3. The execution petition, as already stated, was filed on 17th January 1955, that is, more than three years after the decision of the High Court in S. A. No. 287 of 3,951; but within six years ofthe decision of the court of first appeal in A. S. No. 2 of 1124. The contention of the appellant which has been negatived by the courts below is that the only decree which can be executed -- and which he is seeking to execute -- is the decree in A. S. No. 2 of 1124 and as a certified copy of that decree had been registered a period of six years from the date of that decree is available to him (Article 166 of the Travancore Limitation Act 1100: Article 182 of the Indian Limitation Act, 1908). The contention of the respondents is that the decree in A.S. No. 2 of 1124 has merged in the 'decree' in S.A. No. 287 of 1951 and as that 'decree'' has not been registered' only a period of three years from the date of the second appellate 'decree' is available to the decree-holder.

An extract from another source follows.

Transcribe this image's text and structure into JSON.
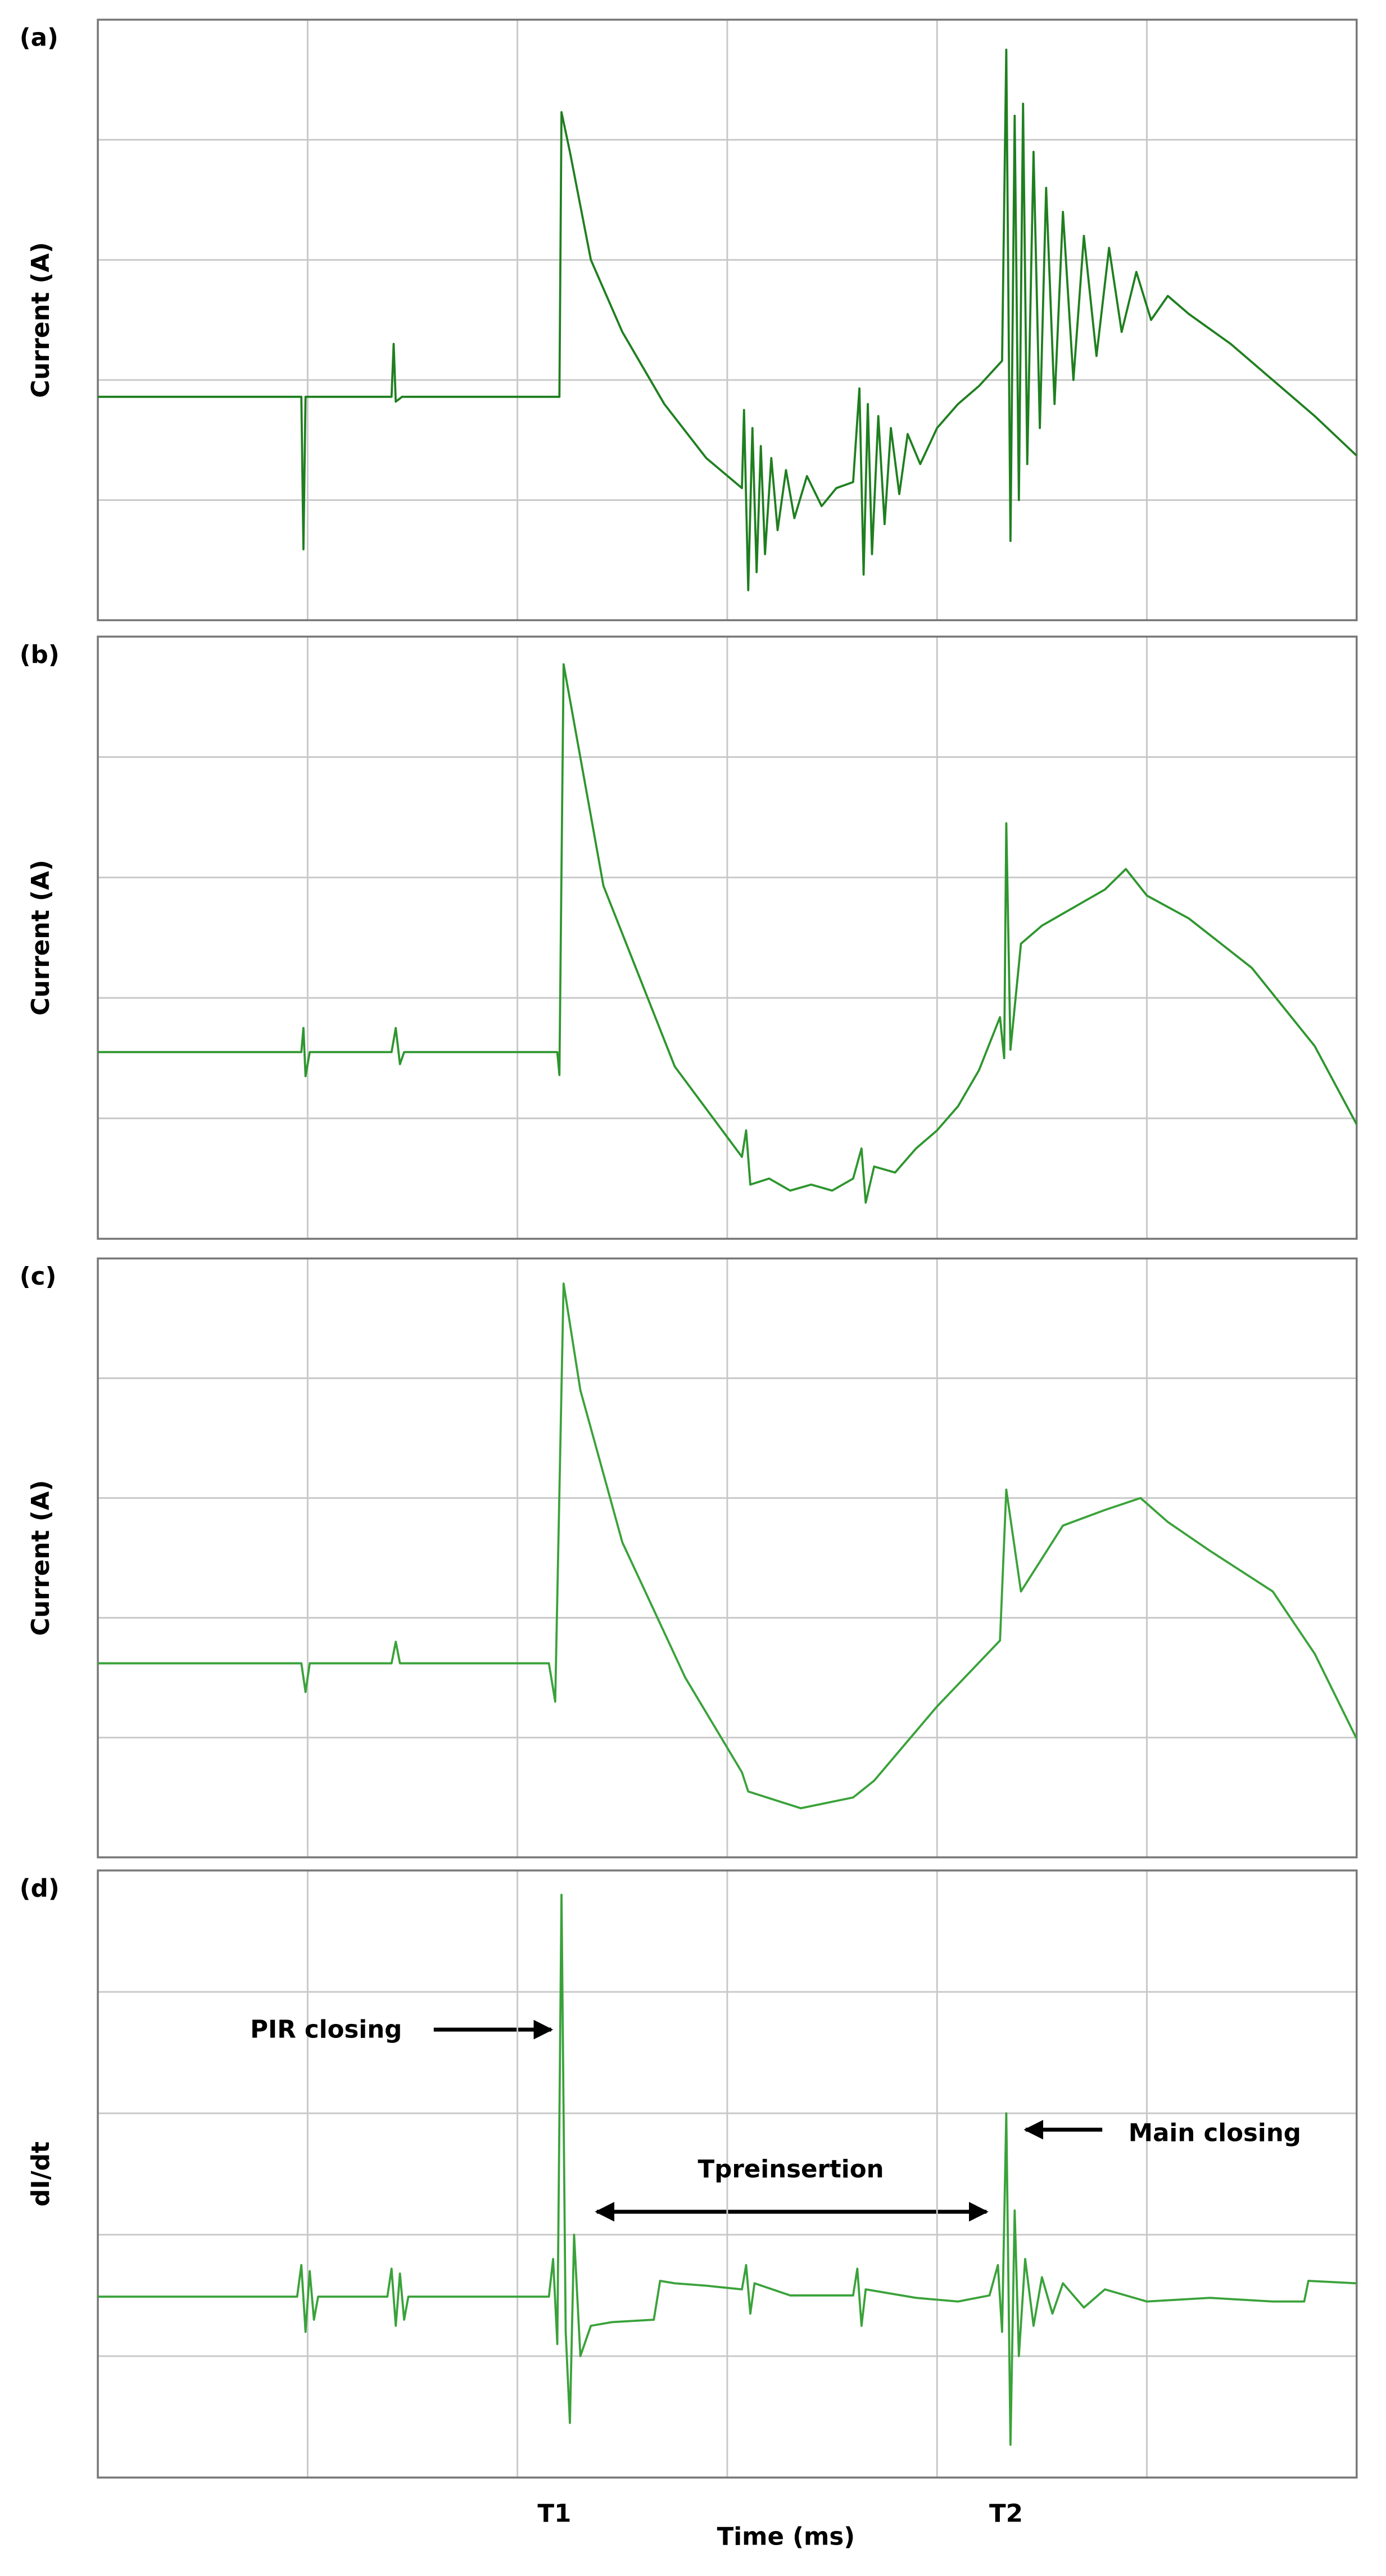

4. We find it impossible to accept the contention of the respondents and sustain the judgments of the courts below. Section 100 of the Code of Civil Procedure, 1908 provides that a second appeal shall lie to the High Court on the grounds specified in that section, and Section 101:

'No second appeal shall lie except on the grounds mentioned in Section 100.

A right of appeal or second appeal is not a natural or inherent right: it has to be conferred expressly by statutory provisions in that behalf and is circumscribed and controlled by the terms of those provisions. It is clear from Sections 100 and 101 that no second appeal is competent except on the grounds specified in Section 100, and if the High Court refused to admit a second appeal on the ground that the requisite grounds do not exist, no question of a merger of the decree of the first appellate court in a decree of the High Court can arise for consideration. It will be a curious result indeed if the period of limitation available to the appellant has to be considered as curtailed by a second appeal of which he had no notice and which was dismissed as incompetent when it came up for admission.

5. The decree to be executed in such a case will continue to be the decree of the first appellate court. The execution of that decree has in this case a period of six years from 6th September 1950, and as EP. No. 36 of 1955 was filed on 17th January 1955, it has to be held that that petition is not barred by limitation, that the decisions of the courts below are incorrect, and that this second appeal has to be allowed.

6. We do so. The respondents will pay the casts of the appellant here and in the courts below.